Generation Wired Goes To Work: 5 Tips for New Grads and ‘Old’ Bosses
Posted Under: Email Best Practices,Email Etiquette,Email Expert,Information Overload
Check out our article, just posted on Fox Business “Generation Wired Goes To Work: 5 Tips for New Grads and ‘Old’ Bosses
Here’s an excerpt – you’ll have to go to the article for the 5 tips!
More than a million students graduate this month and are ready to enter the workforce. However, at a time when these former students willingly admit to being tangled in an endless web of distractions, employment could present their greatest challenge yet: staying focused for an eight-hour day.
While there is always some doom and gloom surrounding the work habits of the current stock of college grads, this year raises questions that may justify the concerns. How will graduates deal with digital distraction and information overload in the workplace? Will it be hard for a generation that grew up with the Internet to work for a generation that didn’t?

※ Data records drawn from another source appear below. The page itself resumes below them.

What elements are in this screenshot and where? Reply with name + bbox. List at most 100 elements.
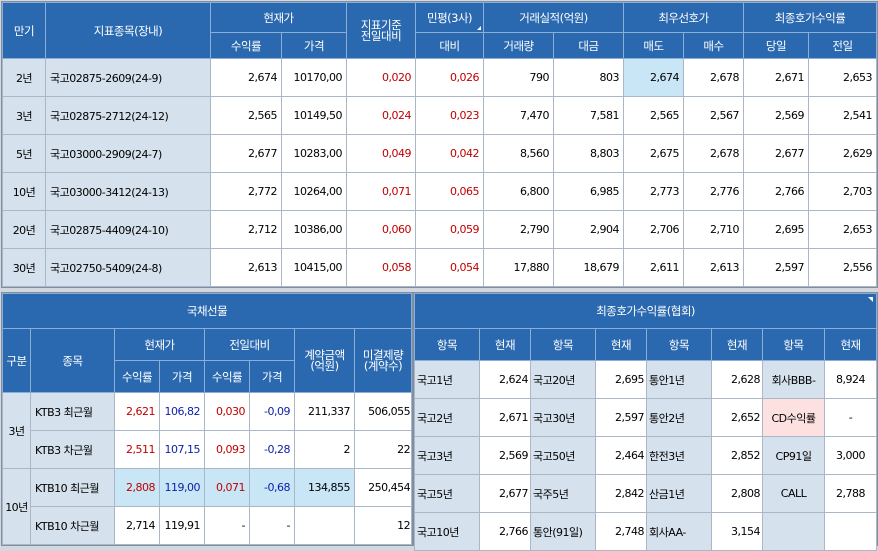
item-cell[interactable]: KTB3 최근월 xyxy=(30,392,115,431)
table-row[interactable]: 3년 국고02875-2712(24-12) 2,565 10149,50 0,… xyxy=(2,96,878,135)
header-ask[interactable]: 매도 xyxy=(623,32,685,59)
header-yield[interactable]: 수익률 xyxy=(114,360,160,393)
table-row[interactable]: 5년 국고03000-2909(24-7) 2,677 10283,00 0,0… xyxy=(2,134,878,173)
item-cell[interactable]: 산금1년 xyxy=(646,474,712,513)
header-item[interactable]: 항목 xyxy=(530,328,596,361)
header-open-interest[interactable]: 미결제량 (계약수) xyxy=(353,328,413,393)
table-row[interactable]: 10년 KTB10 최근월 2,808 119,00 0,071 -0,68 1… xyxy=(2,468,413,545)
yield-cell: 2,621 xyxy=(114,392,160,431)
item-cell[interactable]: 통안2년 xyxy=(646,398,712,437)
header-prev-day[interactable]: 전일 xyxy=(808,32,878,59)
bond-name-cell[interactable]: 국고02750-5409(24-8) xyxy=(45,248,211,287)
change-cell: 0,024 xyxy=(346,96,416,135)
item-cell[interactable]: 국고50년 xyxy=(530,436,596,475)
item-cell[interactable]: 국고3년 xyxy=(414,436,480,475)
expand-corner-icon[interactable] xyxy=(868,297,874,302)
header-chg-yield[interactable]: 수익률 xyxy=(204,360,250,393)
header-contract-amount[interactable]: 계약금액 (억원) xyxy=(294,328,355,393)
item-cell[interactable]: 국고2년 xyxy=(414,398,480,437)
dropdown-corner-icon[interactable] xyxy=(477,26,481,30)
oi-cell: 506,055 xyxy=(353,392,413,431)
header-benchmark-change[interactable]: 지표기준 전일대비 xyxy=(346,2,416,59)
header-current[interactable]: 현재 xyxy=(823,328,878,361)
diff-cell: 0,042 xyxy=(415,134,484,173)
header-item[interactable]: 항목 xyxy=(414,328,480,361)
header-current[interactable]: 현재 xyxy=(595,328,647,361)
table-row[interactable]: 국고2년 2,671 국고30년 2,597 통안2년 2,652 CD수익률 … xyxy=(414,398,878,437)
maturity-cell: 5년 xyxy=(2,134,46,173)
volume-cell: 6,800 xyxy=(483,172,554,211)
bid-cell: 2,567 xyxy=(683,96,745,135)
table-row[interactable]: 2년 국고02875-2609(24-9) 2,674 10170,00 0,0… xyxy=(2,58,878,97)
table-row[interactable]: 20년 국고02875-4409(24-10) 2,712 10386,00 0… xyxy=(2,210,878,249)
item-cell[interactable]: KTB10 최근월 xyxy=(30,468,115,507)
item-cell xyxy=(762,512,825,551)
bond-name-cell[interactable]: 국고02875-4409(24-10) xyxy=(45,210,211,249)
bond-name-cell[interactable]: 국고03000-2909(24-7) xyxy=(45,134,211,173)
item-cell[interactable]: CALL xyxy=(762,474,825,513)
header-chg-price[interactable]: 가격 xyxy=(249,360,295,393)
ask-cell[interactable]: 2,674 xyxy=(623,58,685,97)
yield-cell: 2,712 xyxy=(210,210,282,249)
table-row[interactable]: 3년 KTB3 최근월 2,621 106,82 0,030 -0,09 211… xyxy=(2,392,413,469)
header-item[interactable]: 항목 xyxy=(762,328,825,361)
final-quote-title-bar: 최종호가수익률(협회) xyxy=(413,293,878,329)
oi-cell: 22 xyxy=(353,430,413,469)
header-private-eval[interactable]: 민평(3사) xyxy=(415,2,484,33)
header-item[interactable]: 항목 xyxy=(646,328,712,361)
diff-cell: 0,023 xyxy=(415,96,484,135)
item-cell[interactable]: KTB3 차근월 xyxy=(30,430,115,469)
bid-cell: 2,678 xyxy=(683,58,745,97)
table-row[interactable]: KTB10 차근월 2,714 119,91 - - 12 xyxy=(3,506,413,545)
price-cell: 10283,00 xyxy=(281,134,347,173)
header-bid[interactable]: 매수 xyxy=(683,32,745,59)
item-cell[interactable]: 국고30년 xyxy=(530,398,596,437)
private-eval-label: 민평(3사) xyxy=(426,10,473,25)
table-row[interactable]: 국고5년 2,677 국주5년 2,842 산금1년 2,808 CALL 2,… xyxy=(414,474,878,513)
item-cell[interactable]: 한전3년 xyxy=(646,436,712,475)
futures-title: 국채선물 xyxy=(1,293,413,329)
item-cell[interactable]: KTB10 차근월 xyxy=(30,506,115,545)
item-cell[interactable]: 국고10년 xyxy=(414,512,480,551)
chg-price-cell: -0,68 xyxy=(249,468,295,507)
table-row[interactable]: 10년 국고03000-3412(24-13) 2,772 10264,00 0… xyxy=(2,172,878,211)
chg-yield-cell: 0,030 xyxy=(204,392,250,431)
header-current[interactable]: 현재 xyxy=(711,328,763,361)
table-row[interactable]: 국고1년 2,624 국고20년 2,695 통안1년 2,628 회사BBB-… xyxy=(414,360,878,399)
change-cell: 0,049 xyxy=(346,134,416,173)
item-cell[interactable]: 국고5년 xyxy=(414,474,480,513)
header-yield[interactable]: 수익률 xyxy=(210,32,282,59)
bond-name-cell[interactable]: 국고02875-2712(24-12) xyxy=(45,96,211,135)
bond-name-cell[interactable]: 국고03000-3412(24-13) xyxy=(45,172,211,211)
item-cell[interactable]: 국고20년 xyxy=(530,360,596,399)
yield-cell: 2,772 xyxy=(210,172,282,211)
item-cell[interactable]: CP91일 xyxy=(762,436,825,475)
value-cell: - xyxy=(823,398,878,437)
amount-cell: 18,679 xyxy=(552,248,625,287)
header-category[interactable]: 구분 xyxy=(2,328,31,393)
item-cell[interactable]: 국고1년 xyxy=(414,360,480,399)
header-price[interactable]: 가격 xyxy=(281,32,347,59)
item-cell[interactable]: 통안1년 xyxy=(646,360,712,399)
header-today[interactable]: 당일 xyxy=(743,32,810,59)
header-benchmark[interactable]: 지표종목(장내) xyxy=(45,2,211,59)
header-amount[interactable]: 대금 xyxy=(552,32,625,59)
item-cell[interactable]: 회사BBB- xyxy=(762,360,825,399)
item-cell[interactable]: 회사AA- xyxy=(646,512,712,551)
table-row[interactable]: 30년 국고02750-5409(24-8) 2,613 10415,00 0,… xyxy=(2,248,878,287)
table-row[interactable]: KTB3 차근월 2,511 107,15 0,093 -0,28 2 22 xyxy=(3,430,413,469)
header-item[interactable]: 종목 xyxy=(30,328,115,393)
item-cell[interactable]: 통안(91일) xyxy=(530,512,596,551)
header-maturity[interactable]: 만기 xyxy=(2,2,46,59)
table-row[interactable]: 국고10년 2,766 통안(91일) 2,748 회사AA- 3,154 xyxy=(414,512,878,551)
header-diff[interactable]: 대비 xyxy=(415,32,484,59)
header-current[interactable]: 현재 xyxy=(479,328,531,361)
maturity-cell: 3년 xyxy=(2,96,46,135)
table-row[interactable]: 국고3년 2,569 국고50년 2,464 한전3년 2,852 CP91일 … xyxy=(414,436,878,475)
item-cell[interactable]: 국주5년 xyxy=(530,474,596,513)
item-cell[interactable]: CD수익률 xyxy=(762,398,825,437)
header-volume[interactable]: 거래량 xyxy=(483,32,554,59)
header-price[interactable]: 가격 xyxy=(159,360,205,393)
volume-cell: 17,880 xyxy=(483,248,554,287)
bond-name-cell[interactable]: 국고02875-2609(24-9) xyxy=(45,58,211,97)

What are YOUR suggestions for new grads and/or “old bosses”?










Reader Comments
I don’t care about the age of the new employee or the age of the boss. It’s about productivity. Don’t assume that a new graduate is going to bring the bad habits of his/her generation into the workplace, but the burden of proof is on the candidate. Look for clues before making the job offer. Weed out anyone with a poor work ethic.
Let’s suppose that only 5% of the new graduates you would otherwise hire (or retain) are sufficiently focused. The other 95% exhibit the stereotypical deficiencies of Generation Wired (e.g. distracted throughout the day by communications unrelated to the tasks at hand). Limit your hiring to the five percent! If you need more people, look to those who graduated before 2011. Generation Wired will get the message. That is that only good behavior is rewarded. The other 95%, unemployed because they didn’t initially get with the program, will include some intelligent enough to adapt to the expectations of the real world. Don’t hire them until after they adapt (and can prove it).
Multitasking is a myth. The new graduates are not nearly as good at it as they think they are. Any job that requires deep thinking also requires relatively long blocks of uninterrupted time.
By hiring a new graduate, you’re getting someone whose education is fresh in his/her mind and someone who comes at a bargain price. But if your new employee doesn’t know when it’s time to work and when it’s time to play, I’m telling you that it’s a false economy.
P.S. Hey, kid. Lose the black shirt and bad hair. John T. Malloy writes, “To avoid looking like a gangster, always make sure that your shirt is lighter than your suit, and your tie darker than your shirt …”. I say, if you don’t wear a suit, replace the word “suit” above with “pants”. Molloy also makes his case for “the power of a haircut”. Just get the book: “John T. Molloy’s New Dress for Success”. Much of the content remains relevant today, or you can figure out how to make it apply to 2011.